Examining a ‘sacred’ community and notions of ‘sacredness’ through Sarna, the tribal religion of the Jharkhand state in India, and sacred groves, the prime symbol of that religion, my talk questions a singular glorified narrative of sacrality. Based on extensive fieldwork, I underline how sacred forests are confronted with time wraps of conflict and change, and critical issues of power, authority, ownership, and caste. They are a dynamic space of competing for political powers and changing socio-religious beliefs and practices. Sarnaism and sacred groves of today are sculpturing a particular religious identity and political posturing, that can lead to further religious and social schism. Their politics and practices, including cultures of difference and privileges of hierarchy, are often de-segregating, rather than integrating people in the village, and transforming the grammar of relationships within and outside the tribal community. There was a ‘return to the sacred groves’ in the 1980s. Today, Sarnaism and sacrality need another reinvention, where it can hold the promise of a religion, politics, and place for all.

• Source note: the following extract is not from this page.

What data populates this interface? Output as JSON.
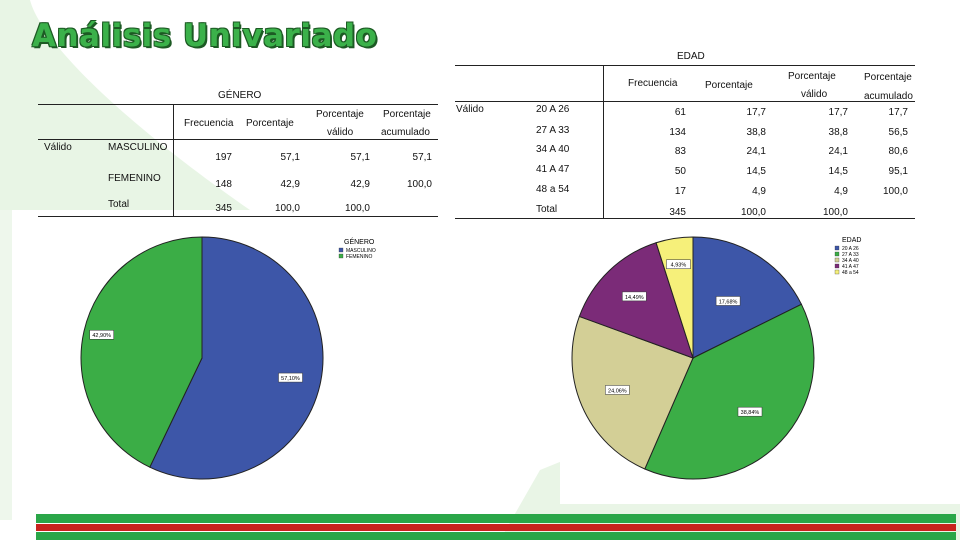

Mukul Sharma is a Professor at the Indian Institute of Mass Communication, New Delhi. He is an award-winning journalist, researcher, and development professional, specializing in environmental politics, development, human rights, and media issues. He has published fourteen books and booklets in English and Hindi, the latest being Caste and Nature: Dalits and Indian Environmental Politics (Oxford University Press, 2017) and Green and Saffron: Hindu Nationalism and Indian Environmental Politics (Permanent Black, 2012). He is presently working on eco-religion, sacrality and politics in South Asia.